› Por Martín Kohan
Dos veces acudí por error a la histórica Plaza de Mayo. Una fue en el ’82, creído como estaba de que las Malvinas eran argentinas y que había que juntarse ahí para meterle presión al ingrato Alexander Haig. La otra fue en el ’87, creído como estaba de que los golpistas de cuartel volvían a amenazar a la democracia argentina y que había que juntarse ahí para respaldar al presidente Alfonsín, incluso si uno no lo había votado.
Un poco más tarde supimos que Rico, el alzado deplorable, era también un admirable héroe de Malvinas. Esa rara pirueta retórica de nuestro primer mandatario dejó ver de qué manera extraña podían entrelazarse lo rechazado y lo querido, la repulsa y la atracción; el modo finalmente enigmático en que puede funcionar un deseo.
Aunque no eran indios, sino más bien lo opuesto, se los denominó “carapintadas”. Algunas fotos los mostraron en el proceso de llegar a serlo; es decir, decorándose mutuamente los rostros, maquillándose unos a otros las caras. ¿Qué decir de esos dedos tan viriles rozando con delicada aplicación esas mejillas, esas bocas también tan viriles? Difícil pasar por alto, en un marco de tanta hombría, tales raptos de mimosa voluptuosidad.

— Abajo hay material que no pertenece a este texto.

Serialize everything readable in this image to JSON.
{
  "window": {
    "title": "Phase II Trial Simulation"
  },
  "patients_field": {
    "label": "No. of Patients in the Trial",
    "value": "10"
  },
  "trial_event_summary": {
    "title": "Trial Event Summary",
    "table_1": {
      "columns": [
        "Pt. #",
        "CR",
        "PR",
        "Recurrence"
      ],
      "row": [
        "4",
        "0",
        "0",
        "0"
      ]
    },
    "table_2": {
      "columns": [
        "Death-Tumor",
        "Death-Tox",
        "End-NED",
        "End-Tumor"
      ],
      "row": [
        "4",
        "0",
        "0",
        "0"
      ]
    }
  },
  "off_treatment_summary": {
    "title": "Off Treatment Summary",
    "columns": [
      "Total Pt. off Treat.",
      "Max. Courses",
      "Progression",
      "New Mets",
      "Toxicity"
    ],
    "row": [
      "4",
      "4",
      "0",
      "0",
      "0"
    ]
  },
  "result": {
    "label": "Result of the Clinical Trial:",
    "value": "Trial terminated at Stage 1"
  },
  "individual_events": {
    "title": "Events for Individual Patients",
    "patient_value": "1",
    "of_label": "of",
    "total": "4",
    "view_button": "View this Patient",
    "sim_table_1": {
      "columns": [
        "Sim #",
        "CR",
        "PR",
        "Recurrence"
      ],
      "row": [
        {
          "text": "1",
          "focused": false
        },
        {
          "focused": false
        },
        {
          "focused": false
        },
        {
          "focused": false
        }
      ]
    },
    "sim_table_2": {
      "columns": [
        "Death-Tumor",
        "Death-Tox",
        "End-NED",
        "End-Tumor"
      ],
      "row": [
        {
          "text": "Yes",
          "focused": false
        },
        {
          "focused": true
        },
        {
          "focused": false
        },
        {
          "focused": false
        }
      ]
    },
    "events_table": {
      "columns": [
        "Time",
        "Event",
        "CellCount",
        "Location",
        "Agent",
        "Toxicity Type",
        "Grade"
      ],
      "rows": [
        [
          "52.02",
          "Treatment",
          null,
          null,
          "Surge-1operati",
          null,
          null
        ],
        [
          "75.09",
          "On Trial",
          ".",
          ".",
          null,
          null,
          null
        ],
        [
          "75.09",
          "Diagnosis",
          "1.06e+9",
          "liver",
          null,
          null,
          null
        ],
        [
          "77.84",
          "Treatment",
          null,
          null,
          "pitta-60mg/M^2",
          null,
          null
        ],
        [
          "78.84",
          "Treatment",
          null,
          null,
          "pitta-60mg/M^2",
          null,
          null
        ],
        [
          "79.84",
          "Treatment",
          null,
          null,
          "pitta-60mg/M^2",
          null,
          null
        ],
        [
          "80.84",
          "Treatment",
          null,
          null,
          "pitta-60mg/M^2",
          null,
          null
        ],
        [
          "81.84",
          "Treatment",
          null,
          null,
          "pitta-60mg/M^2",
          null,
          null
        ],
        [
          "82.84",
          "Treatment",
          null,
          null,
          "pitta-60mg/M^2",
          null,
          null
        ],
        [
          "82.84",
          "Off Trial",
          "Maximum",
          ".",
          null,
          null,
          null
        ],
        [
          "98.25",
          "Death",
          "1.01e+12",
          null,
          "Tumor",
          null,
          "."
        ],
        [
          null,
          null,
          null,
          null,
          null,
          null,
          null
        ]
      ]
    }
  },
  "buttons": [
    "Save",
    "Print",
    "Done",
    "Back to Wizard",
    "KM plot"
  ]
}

Escribí “Semana Santa” por encargo de Santiago Llach y Juan Diego Incardona, para la antología Los días que vivimos en peligro. Lo escribí con la mayor libertad, como me pasa por lo común con los encargos, porque son los encargos los que me obligan a interrogarme sobre lo que yo realmente quiero. Entiendo que se trata de un texto gay, pero hasta ahora nadie parece haberlo notado; es culpa del biografismo que en la crítica literaria persiste a pesar de todo.